Schmerzen, mangelnde Beweglichkeit und hohe Instabilität in der Hüfte führen oft dazu, dass Patienten eine Hüftprothese erhalten. Allein in Deutschland betrifft das pro Jahr mehr als 200.000 Menschen. Neue Materialien und verbesserte Operationstechniken haben mittlerweile die Chance auf eine lange Lebensdauer der Endoprothesen bereits deutlich verbessert. Dennoch werden die zu behandelnden Patienten immer jünger und damit auch die Herausforderungen an die Implantathersteller immer größer.
Bisher fehlte vor allem auch eine geeignete Methode, um die Beinlänge vor der Operation präzise zu messen und die Implantate entsprechend anzupassen. Als Folge kann das Bein durch die Operation kürzer oder länger werden und zu Folgenschäden an der Wirbelsäule führen. Schuheinlagen oder orthopädisches Schuhwerk können hier zwar unterstützen, aber nur einen Teil der Längendifferenz ausgleichen.

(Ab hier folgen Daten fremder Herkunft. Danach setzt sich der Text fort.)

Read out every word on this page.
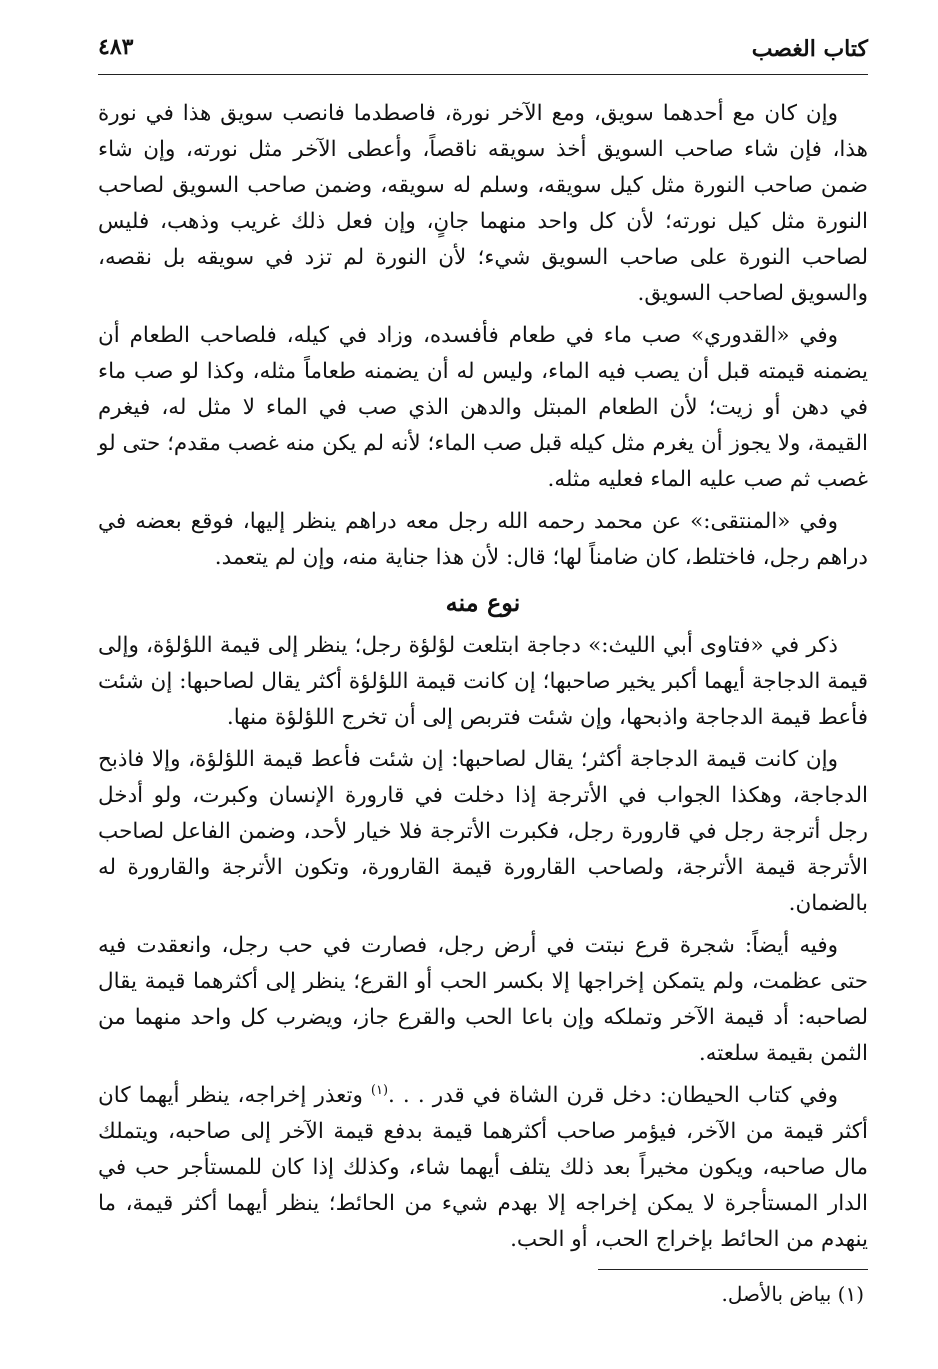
كتاب الغصب
٤٨٣

وإن كان مع أحدهما سويق، ومع الآخر نورة، فاصطدما فانصب سويق هذا في نورة هذا، فإن شاء صاحب السويق أخذ سويقه ناقصاً، وأعطى الآخر مثل نورته، وإن شاء ضمن صاحب النورة مثل كيل سويقه، وسلم له سويقه، وضمن صاحب السويق لصاحب النورة مثل كيل نورته؛ لأن كل واحد منهما جانٍ، وإن فعل ذلك غريب وذهب، فليس لصاحب النورة على صاحب السويق شيء؛ لأن النورة لم تزد في سويقه بل نقصه، والسويق لصاحب السويق.

وفي «القدوري» صب ماء في طعام فأفسده، وزاد في كيله، فلصاحب الطعام أن يضمنه قيمته قبل أن يصب فيه الماء، وليس له أن يضمنه طعاماً مثله، وكذا لو صب ماء في دهن أو زيت؛ لأن الطعام المبتل والدهن الذي صب في الماء لا مثل له، فيغرم القيمة، ولا يجوز أن يغرم مثل كيله قبل صب الماء؛ لأنه لم يكن منه غصب مقدم؛ حتى لو غصب ثم صب عليه الماء فعليه مثله.

وفي «المنتقى:» عن محمد رحمه الله رجل معه دراهم ينظر إليها، فوقع بعضه في دراهم رجل، فاختلط، كان ضامناً لها؛ قال: لأن هذا جناية منه، وإن لم يتعمد.

نوع منه

ذكر في «فتاوى أبي الليث:» دجاجة ابتلعت لؤلؤة رجل؛ ينظر إلى قيمة اللؤلؤة، وإلى قيمة الدجاجة أيهما أكبر يخير صاحبها؛ إن كانت قيمة اللؤلؤة أكثر يقال لصاحبها: إن شئت فأعط قيمة الدجاجة واذبحها، وإن شئت فتربص إلى أن تخرج اللؤلؤة منها.

وإن كانت قيمة الدجاجة أكثر؛ يقال لصاحبها: إن شئت فأعط قيمة اللؤلؤة، وإلا فاذبح الدجاجة، وهكذا الجواب في الأترجة إذا دخلت في قارورة الإنسان وكبرت، ولو أدخل رجل أترجة رجل في قارورة رجل، فكبرت الأترجة فلا خيار لأحد، وضمن الفاعل لصاحب الأترجة قيمة الأترجة، ولصاحب القارورة قيمة القارورة، وتكون الأترجة والقارورة له بالضمان.

وفيه أيضاً: شجرة قرع نبتت في أرض رجل، فصارت في حب رجل، وانعقدت فيه حتى عظمت، ولم يتمكن إخراجها إلا بكسر الحب أو القرع؛ ينظر إلى أكثرهما قيمة يقال لصاحبه: أد قيمة الآخر وتملكه وإن باعا الحب والقرع جاز، ويضرب كل واحد منهما من الثمن بقيمة سلعته.

وفي كتاب الحيطان: دخل قرن الشاة في قدر . . .$^{(١)}$ وتعذر إخراجه، ينظر أيهما كان أكثر قيمة من الآخر، فيؤمر صاحب أكثرهما قيمة بدفع قيمة الآخر إلى صاحبه، ويتملك مال صاحبه، ويكون مخيراً بعد ذلك يتلف أيهما شاء، وكذلك إذا كان للمستأجر حب في الدار المستأجرة لا يمكن إخراجه إلا بهدم شيء من الحائط؛ ينظر أيهما أكثر قيمة، ما ينهدم من الحائط بإخراج الحب، أو الحب.

(١) بياض بالأصل.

Bisher messen Ärzte die Beinlänge mit einem Maßband, dabei kann ein Fehler bis zu zwei Zentimeter betragen. Künftig lässt sich die Beinlänge der Patienten deutlich genauer bestimmen, denn Forscher am Fraunhofer-Institut für Werkzeugmaschinen und Umformtechnik IWU in Dresden haben eine neue Messmethode entwickelt. Das innovative Verfahren entstand gemeinsam mit Projektpartnern der Klinik für Orthopädie, Unfallchirurgie und Plastische Chirurgie des Universitätsklinikums Leipzig, der Westsächsischen Hochschule Zwickau und ihrem Forschungs- und Transferzentrum e.V., der AQ Implants GmbH sowie der MSB-Orthopädie-Technik GmbH. „Bei unserem Verfahren liegt der Fehler unter einem Zentimeter, langfristig wollen wir ihn sogar auf fünf Millimeter reduzieren“, erklärt Dr. Ronny Grunert, Koordinator des „Kunstgelenk-Netzwerk Endoprothetik“ am IWU.
Das Prinzip der neuen Methode: Der Arzt befestigt ein Kunststoffkästchen, in dem sich zwei LEDs befinden, auf dem Schienbein des liegenden Patienten. Nun fasst er das überstreckte Bein an der Ferse und bewegt es nach oben. Die Lichtpunkte durchlaufen aufgrund der Bewegung eine Kreisbahn, die eine etwa eineinhalb Meter seitlich vom Patienten stehende Kamera aufnimmt. Dies ist ähnlich wie bei einem Zirkel: Das Hüftgelenk, in dem das Bein hängt, wäre die Nadel, die LEDs entsprächen dem Bleistift. Ändert sich der Abstand, da das Bein länger oder kürzer wird, ändert sich auch die Kreisbahn, die die LEDs ziehen. Diese Messung führt der Mediziner einmal direkt vor der Operation durch und ein zweites Mal, nachdem er das Implantat probeweise eingesetzt hat – das Kästchen verbleibt während der Operation am Bein. Eine Software vergleicht die beiden Kreisbahnen und stellt auf diese Weise fest, ob das Bein ebenso lang ist wie vor dem Eingriff. Falls erforderlich, passt der Arzt die künstliche Hüfte an. Einen Prototyp des Messsystems gibt es bereits, erste Tests in der Universitätsklinik Leipzig verliefen erfolgreich. Eine klinische Studie soll noch in diesem Jahr folgen, in etwa zwei Jahren könnte die Entwicklung auf den Markt kommen.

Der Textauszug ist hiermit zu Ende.